Atravesé el puente varias veces. Ivan Klíma, editor y escritor, me regala la clave para entender este paisaje: “Praga no tiene muchos monumentos públicos o placas conmemorativas, pero sí tiene muchos edificios en los que se encarceló, ­torturó o ejecutó a gente inocente, normalmente a la mejor gente del país. Parte de la discreción de Praga consiste en que no exhibe estas heridas, como si deseara olvidarlas lo antes posible”. Las heridas de Praga son las heridas de Europa entera, porque los espejos morales perduran mucho más que los regímenes, y las actitudes nos definen más que cualquier doctrina, sobre todo cuando las comparaciones exigen demasiadas notas a pie de página. La transición checa y la transición española no tuvieron nada que ver y, no obstante, las sociedades tienden a pa­recerse brevemente –en ciertas cosas– cuando dejan atrás la dictadura.
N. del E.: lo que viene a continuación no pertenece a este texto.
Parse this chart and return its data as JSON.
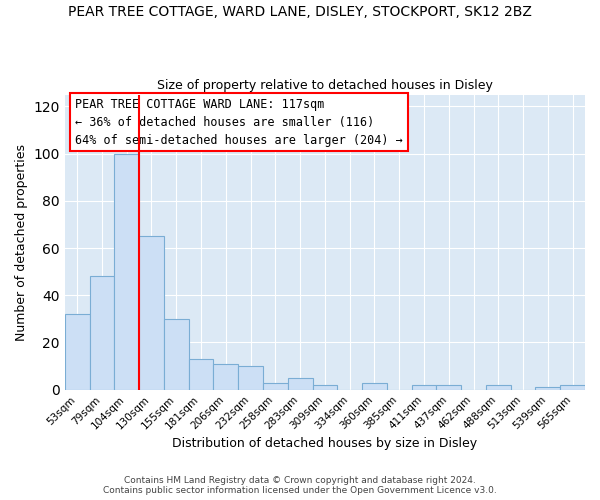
{
  "title": "PEAR TREE COTTAGE, WARD LANE, DISLEY, STOCKPORT, SK12 2BZ",
  "subtitle": "Size of property relative to detached houses in Disley",
  "xlabel": "Distribution of detached houses by size in Disley",
  "ylabel": "Number of detached properties",
  "bin_labels": [
    "53sqm",
    "79sqm",
    "104sqm",
    "130sqm",
    "155sqm",
    "181sqm",
    "206sqm",
    "232sqm",
    "258sqm",
    "283sqm",
    "309sqm",
    "334sqm",
    "360sqm",
    "385sqm",
    "411sqm",
    "437sqm",
    "462sqm",
    "488sqm",
    "513sqm",
    "539sqm",
    "565sqm"
  ],
  "bar_values": [
    32,
    48,
    100,
    65,
    30,
    13,
    11,
    10,
    3,
    5,
    2,
    0,
    3,
    0,
    2,
    2,
    0,
    2,
    0,
    1,
    2
  ],
  "bar_color": "#ccdff5",
  "bar_edge_color": "#7aadd4",
  "vline_x": 3,
  "vline_color": "red",
  "ylim": [
    0,
    125
  ],
  "yticks": [
    0,
    20,
    40,
    60,
    80,
    100,
    120
  ],
  "annotation_title": "PEAR TREE COTTAGE WARD LANE: 117sqm",
  "annotation_line1": "← 36% of detached houses are smaller (116)",
  "annotation_line2": "64% of semi-detached houses are larger (204) →",
  "footer1": "Contains HM Land Registry data © Crown copyright and database right 2024.",
  "footer2": "Contains public sector information licensed under the Open Government Licence v3.0.",
  "background_color": "#ffffff",
  "axes_background_color": "#dce9f5"
}
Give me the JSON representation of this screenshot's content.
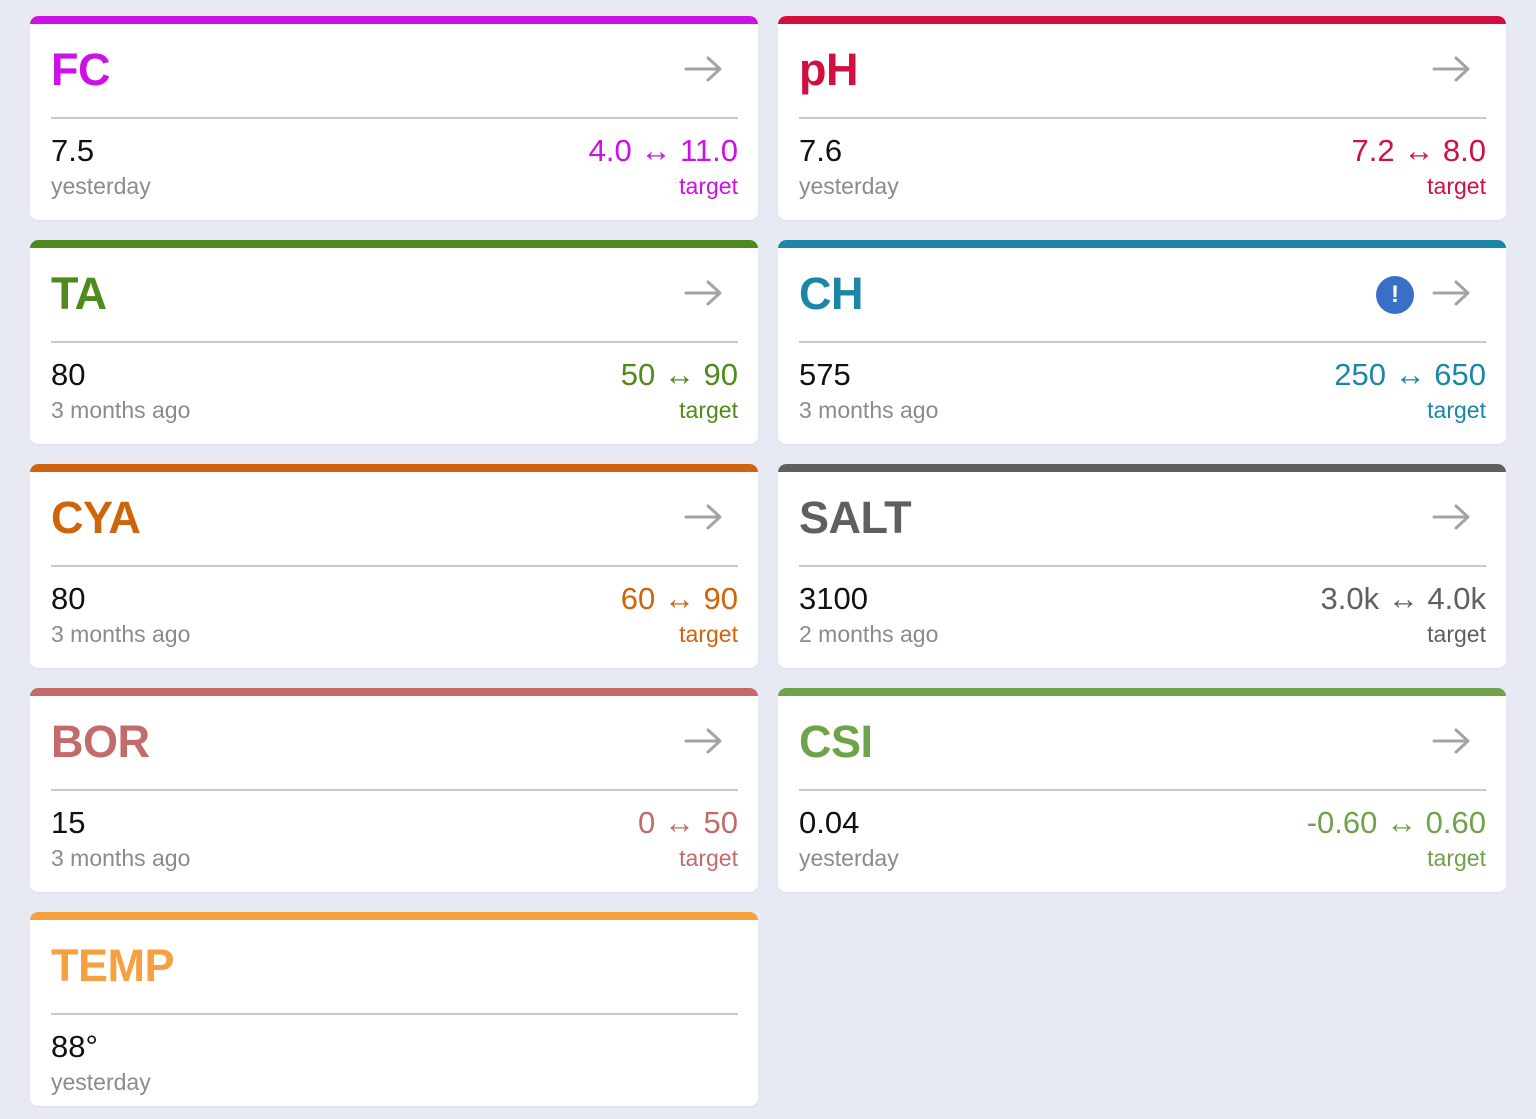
{
  "range_separator": "↔",
  "target_label": "target",
  "cards": [
    {
      "name": "FC",
      "value": "7.5",
      "when": "yesterday",
      "min": "4.0",
      "max": "11.0",
      "color": "#cc11e6",
      "alert": false
    },
    {
      "name": "pH",
      "value": "7.6",
      "when": "yesterday",
      "min": "7.2",
      "max": "8.0",
      "color": "#d2103f",
      "alert": false
    },
    {
      "name": "TA",
      "value": "80",
      "when": "3 months ago",
      "min": "50",
      "max": "90",
      "color": "#4f8a1c",
      "alert": false
    },
    {
      "name": "CH",
      "value": "575",
      "when": "3 months ago",
      "min": "250",
      "max": "650",
      "color": "#1b86a6",
      "alert": true
    },
    {
      "name": "CYA",
      "value": "80",
      "when": "3 months ago",
      "min": "60",
      "max": "90",
      "color": "#cf640c",
      "alert": false
    },
    {
      "name": "SALT",
      "value": "3100",
      "when": "2 months ago",
      "min": "3.0k",
      "max": "4.0k",
      "color": "#5f5f5f",
      "alert": false
    },
    {
      "name": "BOR",
      "value": "15",
      "when": "3 months ago",
      "min": "0",
      "max": "50",
      "color": "#c36a6a",
      "alert": false
    },
    {
      "name": "CSI",
      "value": "0.04",
      "when": "yesterday",
      "min": "-0.60",
      "max": "0.60",
      "color": "#6fa24a",
      "alert": false
    },
    {
      "name": "TEMP",
      "value": "88°",
      "when": "yesterday",
      "min": "",
      "max": "",
      "color": "#f7a040",
      "alert": false
    }
  ],
  "alert_glyph": "!",
  "icons": {
    "arrow": "arrow-right-icon",
    "alert": "exclamation-circle-icon"
  }
}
El poder pierde toda autoridad y aparece la grieta, son solo unos segundos. Luego, alguien rellena esa grieta con lo que sea. Con materiales de calidad diversa, de procedencia incierta, de solidez no siempre acreditada.
 
Las obras del checo exiliado Kundera nos dieron –siendo jóvenes– una brújula que guardamos en el botiquín de urgencias. En El libro de la risa y el olvido, hay una revelación: “ Lítost es una palabra checa intraducible a otros idiomas. Representa un sentimiento tan inmenso como un acordeón extendido, un sentimiento que es síntesis de muchos otros sentimientos: la tristeza, la compasión, los reproches y la nostalgia. La primera sílaba de esta palabra, si se pronuncia alargada por el acento, suena como la queja de un perro abandonado. Busco para ella, también en vano, un símil en otras lenguas, aunque no soy capaz de imaginarme cómo puede alguien sin ella comprender el alma humana”. La pandemia nos ha dejado la lítost en el felpudo de la puerta de casa. Contemplo mi pesebre checo y, tras la felicidad plegable que produce la pequeña escenografía tradicional, noto que la lítost acecha.
 
Praga va y viene. La excelente escritora y traductora Monika Zgustova, praguense afincada entre nosotros desde hace años, me contó su aventura del exilio con su familia, durante una mañana en un bar de Nueva York, donde el azar hizo que coincidiéramos, no recuerdo el mes ni el año. Entendí, en ese momento, que la capital de Bohemia se pega al visitante para siempre, como la culpa y la duda anidan en el bolsillo más oculto del abrigo de los espías de Le Carré. Praga va y viene, el Golem ha es­capado del rabino Löw, y el tiempo se di­luye en el reloj del ayuntamiento de la ­Ciudad Vieja.